Still, the leaders of Qatar, Turkey and Syria in their meeting agreed that Israel's record notwithstanding, peace is the optimal means to end the Arab-Israeli conflict and with it, Israeli occupation. EU foreign policy chief Catherine Ashton recently declared that resuming the Syrian-Israeli negotiations was "extremely important" for the EU, and the Obama administration has repeatedly lauded Turkey for its efforts to bring peace to these warring countries.
Yet, the current government in Israel, without equivocation, inexorably rejects these international demands. Their president declared this week from Moscow that a peace agreement with Syria will not include returning the Golan, as his foreign minister echoed: "Syria must be made to understand that it has to relinquish its demand for the Golan Heights." However, UN resolutions, the US, EU, China, Russia, and all relevant parties agree that a final peace is one based on the principle of "land for peace."

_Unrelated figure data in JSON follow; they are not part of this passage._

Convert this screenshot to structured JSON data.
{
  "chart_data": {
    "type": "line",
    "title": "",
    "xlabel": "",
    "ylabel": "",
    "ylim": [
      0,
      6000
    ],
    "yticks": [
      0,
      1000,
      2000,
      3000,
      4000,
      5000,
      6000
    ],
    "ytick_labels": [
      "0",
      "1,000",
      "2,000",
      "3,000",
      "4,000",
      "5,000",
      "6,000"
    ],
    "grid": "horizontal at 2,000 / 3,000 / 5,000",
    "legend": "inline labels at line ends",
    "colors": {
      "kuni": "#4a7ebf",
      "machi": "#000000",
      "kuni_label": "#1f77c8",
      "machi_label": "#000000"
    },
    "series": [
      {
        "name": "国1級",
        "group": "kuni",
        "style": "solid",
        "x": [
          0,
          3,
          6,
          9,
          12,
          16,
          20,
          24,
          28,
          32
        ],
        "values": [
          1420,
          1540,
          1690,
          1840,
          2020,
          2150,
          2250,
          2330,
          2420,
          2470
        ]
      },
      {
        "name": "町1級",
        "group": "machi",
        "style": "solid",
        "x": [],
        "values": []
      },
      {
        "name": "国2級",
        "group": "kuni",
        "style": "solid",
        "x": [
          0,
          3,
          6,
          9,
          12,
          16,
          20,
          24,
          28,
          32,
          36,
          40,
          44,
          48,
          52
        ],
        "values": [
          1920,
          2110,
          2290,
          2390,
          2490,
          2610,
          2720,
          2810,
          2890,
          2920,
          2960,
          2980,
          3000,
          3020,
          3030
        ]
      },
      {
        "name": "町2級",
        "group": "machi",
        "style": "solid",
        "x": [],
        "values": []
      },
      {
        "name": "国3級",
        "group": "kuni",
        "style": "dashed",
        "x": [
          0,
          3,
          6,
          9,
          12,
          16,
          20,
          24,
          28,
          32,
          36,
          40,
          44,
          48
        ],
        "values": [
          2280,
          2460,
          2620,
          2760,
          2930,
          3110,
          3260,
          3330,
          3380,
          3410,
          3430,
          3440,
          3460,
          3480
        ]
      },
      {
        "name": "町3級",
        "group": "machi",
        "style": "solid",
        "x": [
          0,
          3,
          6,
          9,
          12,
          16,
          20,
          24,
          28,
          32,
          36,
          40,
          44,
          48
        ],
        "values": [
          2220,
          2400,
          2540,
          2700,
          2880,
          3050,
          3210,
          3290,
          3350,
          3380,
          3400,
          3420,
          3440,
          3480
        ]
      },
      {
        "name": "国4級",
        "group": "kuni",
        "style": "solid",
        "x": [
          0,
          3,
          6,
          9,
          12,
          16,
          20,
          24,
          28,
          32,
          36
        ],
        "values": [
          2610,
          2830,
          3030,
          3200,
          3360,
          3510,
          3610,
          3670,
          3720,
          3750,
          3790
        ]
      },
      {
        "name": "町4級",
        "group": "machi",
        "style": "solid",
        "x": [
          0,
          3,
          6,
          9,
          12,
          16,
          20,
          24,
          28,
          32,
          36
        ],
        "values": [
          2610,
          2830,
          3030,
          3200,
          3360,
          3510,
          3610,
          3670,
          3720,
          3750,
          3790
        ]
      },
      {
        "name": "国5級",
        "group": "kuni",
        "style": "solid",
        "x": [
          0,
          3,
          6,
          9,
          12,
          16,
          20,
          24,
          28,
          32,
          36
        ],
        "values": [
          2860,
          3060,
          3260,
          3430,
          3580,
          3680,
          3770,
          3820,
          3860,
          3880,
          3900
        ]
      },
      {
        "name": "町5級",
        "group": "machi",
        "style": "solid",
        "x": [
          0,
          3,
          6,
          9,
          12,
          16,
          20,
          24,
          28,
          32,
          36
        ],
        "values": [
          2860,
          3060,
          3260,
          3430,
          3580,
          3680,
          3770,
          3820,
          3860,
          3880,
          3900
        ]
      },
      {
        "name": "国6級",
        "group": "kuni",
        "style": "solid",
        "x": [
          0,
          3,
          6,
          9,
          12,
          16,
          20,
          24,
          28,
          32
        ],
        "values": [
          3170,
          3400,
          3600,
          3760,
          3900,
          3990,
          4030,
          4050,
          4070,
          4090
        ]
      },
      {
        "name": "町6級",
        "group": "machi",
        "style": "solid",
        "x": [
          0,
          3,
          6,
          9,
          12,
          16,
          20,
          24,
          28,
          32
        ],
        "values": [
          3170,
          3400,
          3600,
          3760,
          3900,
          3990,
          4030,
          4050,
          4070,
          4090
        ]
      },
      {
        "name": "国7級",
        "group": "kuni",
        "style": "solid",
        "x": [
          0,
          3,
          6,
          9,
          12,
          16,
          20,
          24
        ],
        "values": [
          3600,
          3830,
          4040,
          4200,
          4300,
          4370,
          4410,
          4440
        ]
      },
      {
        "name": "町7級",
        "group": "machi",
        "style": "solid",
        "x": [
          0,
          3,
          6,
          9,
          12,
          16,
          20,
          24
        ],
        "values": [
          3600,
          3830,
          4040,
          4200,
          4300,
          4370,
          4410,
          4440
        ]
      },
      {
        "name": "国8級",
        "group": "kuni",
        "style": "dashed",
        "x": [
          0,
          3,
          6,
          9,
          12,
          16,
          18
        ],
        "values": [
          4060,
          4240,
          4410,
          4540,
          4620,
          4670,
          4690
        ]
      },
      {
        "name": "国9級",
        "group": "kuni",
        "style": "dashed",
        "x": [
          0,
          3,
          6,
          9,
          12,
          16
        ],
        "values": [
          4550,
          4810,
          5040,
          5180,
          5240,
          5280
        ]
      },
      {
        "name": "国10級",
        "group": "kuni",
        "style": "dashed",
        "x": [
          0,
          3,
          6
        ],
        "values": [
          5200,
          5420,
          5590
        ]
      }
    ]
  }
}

Beyond pointing the finger at who is responsible for the absence of peace, this is the moment of truth. Syria is currently sitting on one end of the indirect negotiations table, alongside the Turkish mediator, and behind us are all major world powers that support the talks. The other seat remains empty. Will a partner in peace finally present itself? Moreover, will the world, spearheaded by its superpower, help convince Israel that shear power will never bring her security; rather, only peace will?
These are the questions we must pose in order to address the root cause of our current impasse. Drawing public opinion to the alliances and armaments of the different parties in the region is not only futile, but is a diversion tactic aimed at evading the requirements for peace.